Ascending to the museum's upper floors, visitors discover how these destructive tendencies might be addressed through ancestral rituals and alternative healing methods. The exhibition presents bodies being healed, spirits being recalibrated, and the artificial line between enlightenment and applied science being reconciled. This section demonstrates practical applications of spiritual technologies that the exhibition celebrates.

The final chapter of the exhibition confronts decolonial themes, highlighting the systematic destruction of Indigenous traditions under Western imperialism. This section reminds viewers that the dead—and the histories they carried—do not simply vanish with their physical bodies but continue to persist, haunting and actively shaping the contemporary world we inhabit today.

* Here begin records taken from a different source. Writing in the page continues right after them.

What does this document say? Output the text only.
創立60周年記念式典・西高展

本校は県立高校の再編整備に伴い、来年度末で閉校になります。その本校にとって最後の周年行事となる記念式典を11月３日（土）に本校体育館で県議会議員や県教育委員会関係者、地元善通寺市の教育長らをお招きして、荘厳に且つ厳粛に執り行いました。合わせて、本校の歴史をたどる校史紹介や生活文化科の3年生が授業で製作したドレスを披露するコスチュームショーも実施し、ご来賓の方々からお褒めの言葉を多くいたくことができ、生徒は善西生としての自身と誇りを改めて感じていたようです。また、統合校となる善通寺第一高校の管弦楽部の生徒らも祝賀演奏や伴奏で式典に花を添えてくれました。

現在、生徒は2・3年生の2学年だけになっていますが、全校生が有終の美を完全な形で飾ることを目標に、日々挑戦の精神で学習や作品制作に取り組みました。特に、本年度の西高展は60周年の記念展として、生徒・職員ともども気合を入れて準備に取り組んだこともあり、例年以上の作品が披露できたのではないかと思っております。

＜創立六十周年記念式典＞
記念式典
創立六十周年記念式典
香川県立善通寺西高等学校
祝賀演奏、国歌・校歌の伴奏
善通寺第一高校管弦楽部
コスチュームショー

The exhibition addresses potential skepticism head-on, particularly in Korea where memories of political scandals involving presidents entangled with religious charlatans and dubious shamanistic practices have made some citizens wary of mystical themes in publicly funded exhibitions. Curator Vidokle acknowledges these concerns while defending the exhibition's approach: "Any kind of technology can be used to heal or to damage. Spiritual practices are not an exception. As much as they can carry emancipatory potential, for healing potential, we also know religion has been misused in a very damaging way. Our approach is not an endorsement of any particular practice, but an inquiry to their plurality."

Curator Ayres adds that "The exhibition also proposes to weaken the tether between spiritual practices and new obscurantism, where these practices are used toward the goals of resurgent nationalism or bolstering state projects for violent ends." This clarification positions the biennale as a critical examination rather than an uncritical celebration of spiritual practices.

Beyond the main venue at Seoul Museum of Art, the biennale extends throughout the city, transforming multiple cultural spaces into sites of artistic and spiritual exploration. Satellite exhibitions, film programs, and live performances fill Nakwon Sangga, Cinematheque Seoul Art Cinema, and Seoul Artists Platform_NewYoung, creating a truly citywide séance that engages diverse audiences across Seoul's cultural landscape.

The Seoul Mediacity Biennale 2025 continues through November 23, offering visitors multiple opportunities to participate in this unique exploration of art, spirituality, and alternative histories. The exhibition represents a bold curatorial vision that challenges conventional boundaries between rational and mystical thinking while honoring suppressed traditions from around the world.